Published online by Cambridge University Press: 28 May 2006
The most infamous evaluation of Samuel Johnson's literary ceuvre is the broad attack launched by Thomas Babington Macaulay, in his Encyclopedia Britannica article of 1856. Macaulay's assessment stands soundly rejected today. Yet what was really at stake in his attack - the discomfort of a Whig historiographer and colonial administrator with the universalist thought of Johnson - is seldom fully understood.
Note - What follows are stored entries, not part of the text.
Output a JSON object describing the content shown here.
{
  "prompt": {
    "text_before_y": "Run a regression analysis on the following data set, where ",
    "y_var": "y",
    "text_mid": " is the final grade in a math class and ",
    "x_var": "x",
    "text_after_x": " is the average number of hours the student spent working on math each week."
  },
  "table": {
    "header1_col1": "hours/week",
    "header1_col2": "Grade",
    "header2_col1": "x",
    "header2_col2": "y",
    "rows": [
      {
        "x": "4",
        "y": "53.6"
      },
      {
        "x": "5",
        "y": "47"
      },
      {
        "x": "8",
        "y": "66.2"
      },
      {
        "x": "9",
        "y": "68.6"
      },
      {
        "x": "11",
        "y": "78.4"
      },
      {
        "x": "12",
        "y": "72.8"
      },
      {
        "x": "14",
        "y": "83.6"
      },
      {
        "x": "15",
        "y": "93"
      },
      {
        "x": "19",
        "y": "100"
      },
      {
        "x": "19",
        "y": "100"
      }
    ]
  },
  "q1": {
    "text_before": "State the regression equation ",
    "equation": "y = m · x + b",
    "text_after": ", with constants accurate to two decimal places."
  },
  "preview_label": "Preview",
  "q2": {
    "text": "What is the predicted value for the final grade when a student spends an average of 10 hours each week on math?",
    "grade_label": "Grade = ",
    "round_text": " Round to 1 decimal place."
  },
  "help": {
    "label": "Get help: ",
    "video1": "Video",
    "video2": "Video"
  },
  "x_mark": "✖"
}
Macaulay's views about Johnson's Rasselas thus bear quoting at some length:
Rasselas and Imlac, Nekayah and Pekuah, are evidently meant to be Abyssinians of the eighteenth century; for the Europe which Imlac describes is the Europe of the eighteenth century: and the inmates of the Happy Valley talk familiarly of that law of gravitation which Newton discovered, and which was not fully received even at Cambridge until the eighteenth century. What a real company of Abyssinians would have been may be learned from Bruce's Travels. But Johnson, not content with turning filthy savages, ignorant of their letters and gorged with raw steaks cut from living cows, into philosophers as eloquent and enlightened as himself or his friend Burke, and into ladies as highly accomplished as Mrs. Lennox or Mrs. Sheridan, transferred the whole domestic system of England to Egypt.